THE STORY THAT MA TOLD
Once there was a woman who had a kind husband and a beautiful daughter. A great mountain shadowed their home, making the land that they lived on poor and their house small. But there was always enough to eat, and the water always flowed in hot months, while a fire always burned during the cold ones. Yet the woman was not content.
The woman begrudged the barren mountain and the meager land and swallowed her plain rice with bitterness. She frowned at the humble cotton of their clothes and sighed in resentment at the tight rooms of the house.

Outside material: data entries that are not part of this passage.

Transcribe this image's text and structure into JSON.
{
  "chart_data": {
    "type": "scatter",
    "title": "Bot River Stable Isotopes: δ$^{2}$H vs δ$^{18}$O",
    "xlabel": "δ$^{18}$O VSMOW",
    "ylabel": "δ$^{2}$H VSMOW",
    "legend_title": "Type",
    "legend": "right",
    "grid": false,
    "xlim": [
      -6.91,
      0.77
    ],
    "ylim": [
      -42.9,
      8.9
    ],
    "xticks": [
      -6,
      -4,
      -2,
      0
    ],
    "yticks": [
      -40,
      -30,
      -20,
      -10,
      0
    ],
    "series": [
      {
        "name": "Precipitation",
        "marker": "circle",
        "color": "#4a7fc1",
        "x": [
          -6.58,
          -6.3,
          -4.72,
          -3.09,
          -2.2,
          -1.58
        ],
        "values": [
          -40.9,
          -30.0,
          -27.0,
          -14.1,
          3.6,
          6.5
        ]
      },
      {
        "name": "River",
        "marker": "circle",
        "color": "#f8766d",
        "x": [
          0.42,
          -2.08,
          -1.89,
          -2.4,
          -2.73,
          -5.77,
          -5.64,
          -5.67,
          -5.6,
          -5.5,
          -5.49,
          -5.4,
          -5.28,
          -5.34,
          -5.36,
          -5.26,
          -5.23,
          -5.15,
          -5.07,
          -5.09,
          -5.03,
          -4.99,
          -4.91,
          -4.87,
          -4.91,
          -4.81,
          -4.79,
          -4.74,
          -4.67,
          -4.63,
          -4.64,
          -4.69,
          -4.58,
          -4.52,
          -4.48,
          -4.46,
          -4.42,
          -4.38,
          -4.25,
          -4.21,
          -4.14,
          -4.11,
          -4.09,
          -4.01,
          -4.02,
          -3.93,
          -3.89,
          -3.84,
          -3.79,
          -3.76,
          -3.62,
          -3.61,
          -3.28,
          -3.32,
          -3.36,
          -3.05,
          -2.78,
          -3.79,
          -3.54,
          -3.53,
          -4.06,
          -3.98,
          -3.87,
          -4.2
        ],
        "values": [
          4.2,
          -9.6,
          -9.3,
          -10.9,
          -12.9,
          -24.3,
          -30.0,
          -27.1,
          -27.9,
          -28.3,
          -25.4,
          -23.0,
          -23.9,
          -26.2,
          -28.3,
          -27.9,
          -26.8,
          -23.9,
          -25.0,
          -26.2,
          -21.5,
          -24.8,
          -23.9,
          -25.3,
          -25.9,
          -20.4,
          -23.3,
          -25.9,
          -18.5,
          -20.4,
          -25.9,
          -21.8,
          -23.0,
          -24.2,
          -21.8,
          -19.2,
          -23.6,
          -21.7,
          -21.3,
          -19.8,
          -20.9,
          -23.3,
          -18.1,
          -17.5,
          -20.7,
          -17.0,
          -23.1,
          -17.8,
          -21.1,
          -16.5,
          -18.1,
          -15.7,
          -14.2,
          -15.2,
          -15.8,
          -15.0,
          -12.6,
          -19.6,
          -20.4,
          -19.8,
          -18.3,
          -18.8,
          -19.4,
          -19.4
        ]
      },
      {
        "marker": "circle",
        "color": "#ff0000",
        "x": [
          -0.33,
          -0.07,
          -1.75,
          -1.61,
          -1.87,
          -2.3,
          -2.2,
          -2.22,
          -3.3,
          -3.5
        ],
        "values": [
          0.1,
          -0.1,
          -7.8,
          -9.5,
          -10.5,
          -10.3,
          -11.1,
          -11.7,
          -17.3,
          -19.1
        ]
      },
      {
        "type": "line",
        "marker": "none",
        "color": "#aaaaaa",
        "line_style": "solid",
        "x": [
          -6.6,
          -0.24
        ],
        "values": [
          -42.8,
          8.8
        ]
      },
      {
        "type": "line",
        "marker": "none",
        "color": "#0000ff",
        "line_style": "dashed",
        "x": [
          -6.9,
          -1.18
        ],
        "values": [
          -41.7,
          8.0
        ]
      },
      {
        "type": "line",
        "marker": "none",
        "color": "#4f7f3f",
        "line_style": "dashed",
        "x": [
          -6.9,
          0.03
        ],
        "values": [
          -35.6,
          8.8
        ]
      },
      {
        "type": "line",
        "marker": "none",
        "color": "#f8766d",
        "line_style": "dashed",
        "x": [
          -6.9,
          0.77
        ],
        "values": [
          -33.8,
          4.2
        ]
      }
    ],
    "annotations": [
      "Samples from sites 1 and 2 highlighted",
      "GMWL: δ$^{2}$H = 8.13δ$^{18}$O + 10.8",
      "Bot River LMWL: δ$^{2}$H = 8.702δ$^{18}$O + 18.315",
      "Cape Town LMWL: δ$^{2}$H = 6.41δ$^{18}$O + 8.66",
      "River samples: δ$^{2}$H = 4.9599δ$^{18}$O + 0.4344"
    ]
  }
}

Day after day, the woman grumbled. When she heard stories of treasures of gold and jade, she was filled with envy. “Why do we have nothing?” She sulked in frustration. “We have no treasures, no fortune. Why are we so poor?”
Her husband and daughter worked harder every day, hoping to bring wealth to their house. But the unfeeling land did not cooperate, and the house remained cramped, the clothes stayed modest, and there was always only just enough rice for the three of them. The woman also remained unhappy; her displeasure grew like weeds—uncontrollable and tangling.
The woman was so caught up in her dissatisfaction, she did not realize that she was planting seeds of discontent in her daughter as we
ll. Until then, her daughter had been pleased with their life, but now she began to feel troubled. The rice that filled their bowls began to taste bland, the clothes she had liked for their colors now felt rough, and the house that she had run freely around in had become stifling.
Finally, unable to bear the growing frustration, the daughter stole away in the middle of the night—vowing not to return until she could bring a fortune back to her family.
And it was only then that the woman saw the stupidity of her behavior. For without her daughter, the house became too large and empty, and she was not hungry for the extra rice. As the days passed in loneliness, fear, and worry, the woman cursed herself for her selfishness and foolishness. How lucky she had been! She was at last able to see that her daughter’s laughter and love could not be improved by having the finest clothes or jewels, that joy had been in her home like a gift waiting to be opened. The woman wept tears for which there was no comfort. For all the time that she had been longing for treasures, she had already had the one most precious.
Now wiser, the woman could do nothing but go to her husband, beg forgiveness for her actions, and hope to someday do the same with her daughter. She did not know if she would receive compassion from either, but she vowed she would wait for it. If necessary she would wait like the mountain that shadowed them.
As Ma finished, she sat herself down at Ba’s feet and, like a child, she placed her head in his lap.
“Husband,” she said, “I’ve said it was your fault that Minli ran away and I was wrong. I am to blame. Minli knew I was discontent with our fortune; if I had not been, she would not have left. I am sorry.”
Ba could not speak. The moon outside was so full it looked as if it would burst, and moistness dampened his eyes. He placed his hand tenderly on Ma’s head.